SEMINOLE – With the new school year underway, change is in the air at Career Academies of Seminole.
With a new principal at the helm – Marti Giancola took on the role after Barbara Clare retired in June – CAS is set to become the county’s first technical high school. Construction will begin on the $10.5 million project in October.
“(Barbara) was an amazing lady and is an amazing lady,” Giancola said. “The next couple of years are all going to be new and transitional. She was able to provide a strong foundation for this school, our beliefs and what we value, and we’re going to carry that on without her.”
Tucked away on 86th Avenue North, CAS offers more than 400 students from Seminole High School, Largo High School and Osceola Fundamental High School a unique learning experience. Students spent part of their school day at the CAS campus in a variety of career and technical programs that include building construction technologies, gaming programming, commercial and digital art, and electrical wiring.

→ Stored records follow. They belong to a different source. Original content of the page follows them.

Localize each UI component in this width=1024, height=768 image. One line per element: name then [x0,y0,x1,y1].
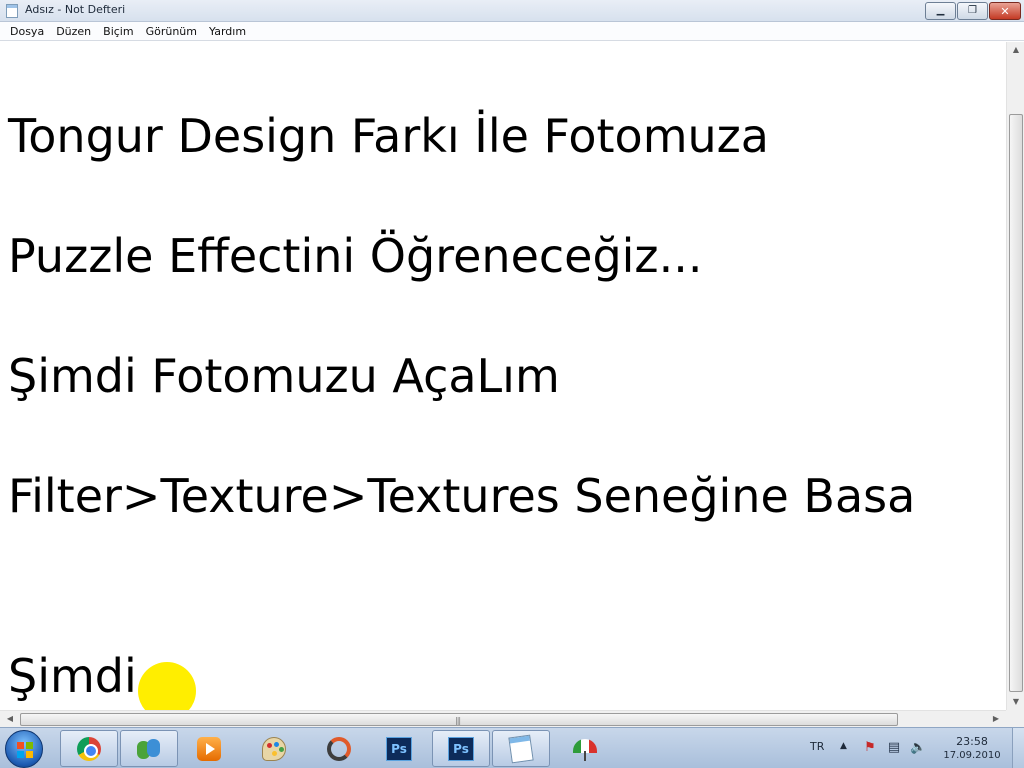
scroll-up-icon[interactable]: ▲ [1008,42,1024,58]
taskbar-photoshop-window[interactable]: Ps [432,730,490,767]
photoshop-icon: Ps [386,736,412,761]
taskbar-sync[interactable] [310,730,368,767]
taskbar-messenger[interactable] [120,730,178,767]
taskbar-notepad-window[interactable] [492,730,550,767]
notepad-icon[interactable] [6,4,18,18]
taskbar-umbrella-app[interactable] [556,730,614,767]
paint-icon [262,736,286,761]
start-button[interactable] [5,730,43,768]
taskbar-paint[interactable] [245,730,303,767]
close-icon: ✕ [1000,4,1010,18]
menu-bar: Dosya Düzen Biçim Görünüm Yardım [0,22,1024,41]
editor-line: Puzzle Effectini Öğreneceğiz... [8,229,703,283]
clock-date[interactable]: 17.09.2010 [940,750,1004,761]
taskbar: Ps Ps TR ▲ ⚑ ▤ 🔈 23:58 17.09.2010 [0,727,1024,768]
menu-item-dosya[interactable]: Dosya [4,25,50,38]
text-editor[interactable]: Tongur Design Farkı İle Fotomuza Puzzle … [0,42,1006,710]
language-indicator[interactable]: TR [810,740,824,753]
taskbar-chrome[interactable] [60,730,118,767]
network-icon[interactable]: ▤ [886,740,902,756]
minimize-icon: ▁ [936,5,945,16]
editor-line: Şimdi [8,649,137,703]
menu-item-bicim[interactable]: Biçim [97,25,139,38]
taskbar-media-player[interactable] [180,730,238,767]
vertical-scroll-thumb[interactable] [1009,114,1023,692]
grip-icon: ||| [455,716,461,725]
clock-time[interactable]: 23:58 [944,735,1000,748]
restore-icon: ❐ [968,5,977,16]
editor-line: Şimdi Fotomuzu AçaLım [8,349,560,403]
show-desktop-button[interactable] [1012,728,1024,768]
horizontal-scroll-thumb[interactable]: ||| [20,713,898,726]
windows-logo-icon [17,742,33,758]
action-center-icon[interactable]: ⚑ [862,740,878,756]
taskbar-photoshop[interactable]: Ps [370,730,428,767]
scroll-down-icon[interactable]: ▼ [1008,694,1024,710]
editor-line: Filter>Texture>Textures Seneğine Basa [8,469,916,523]
messenger-icon [137,737,161,761]
horizontal-scrollbar[interactable]: ◀ ||| ▶ [0,710,1024,727]
menu-item-yardim[interactable]: Yardım [203,25,252,38]
sync-icon [327,736,351,761]
media-player-icon [197,736,221,761]
close-button[interactable]: ✕ [989,2,1021,20]
maximize-button[interactable]: ❐ [957,2,988,20]
editor-line: Tongur Design Farkı İle Fotomuza [8,109,769,163]
minimize-button[interactable]: ▁ [925,2,956,20]
menu-item-duzen[interactable]: Düzen [50,25,97,38]
notepad-icon [508,734,534,763]
scroll-left-icon[interactable]: ◀ [2,711,18,727]
chrome-icon [77,736,101,761]
photoshop-icon: Ps [448,736,474,761]
vertical-scrollbar[interactable]: ▲ ▼ [1006,42,1024,710]
title-bar[interactable]: Adsız - Not Defteri ▁ ❐ ✕ [0,0,1024,22]
scroll-right-icon[interactable]: ▶ [988,711,1004,727]
show-hidden-icons-icon[interactable]: ▲ [840,741,847,751]
menu-item-gorunum[interactable]: Görünüm [140,25,203,38]
mouse-cursor-highlight [138,662,196,710]
umbrella-icon [573,737,597,761]
size-grip [1006,710,1024,727]
window-title: Adsız - Not Defteri [25,3,126,16]
volume-icon[interactable]: 🔈 [910,740,926,756]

“It’s hands on,” Giancola said. “It’s about two weeks of book work, and then you get out there and the book work starts making sense. It may not make sense when you read it. But when you work it and then read it, it makes perfect sense. (CAS) provides kids so many more opportunities to engage in learning.”
New programs have been added in recent years. The gaming programming course was added several years ago and it easily the school’s most popular, she said. Next year, CAS will add marine mechanics to the list of offerings.
This year, a nursing program opened at the school. Students in the program will graduate as at least a certified nursing assistant (CAN), Giancola said. If they elect to attend one more summer school session after graduation, they will earn their licensed practical nurse (LPN) status. More than 200 students applied for 75 spots in the fledgling program and the school will likely have to hire an additional instructor next year.
“We keep having to turn people away,” she said.
Giancola, mostly recently the work-based learning specialist for Pinellas County Schools, is no stranger to CAS, having spent three years assisting its students in finding internships and other opportunities. So she jumped at the chance to lead the school into a new era.
“It’s an exciting time to be here,” she said. “[Staff here] really feels like it’s the best place in the world.”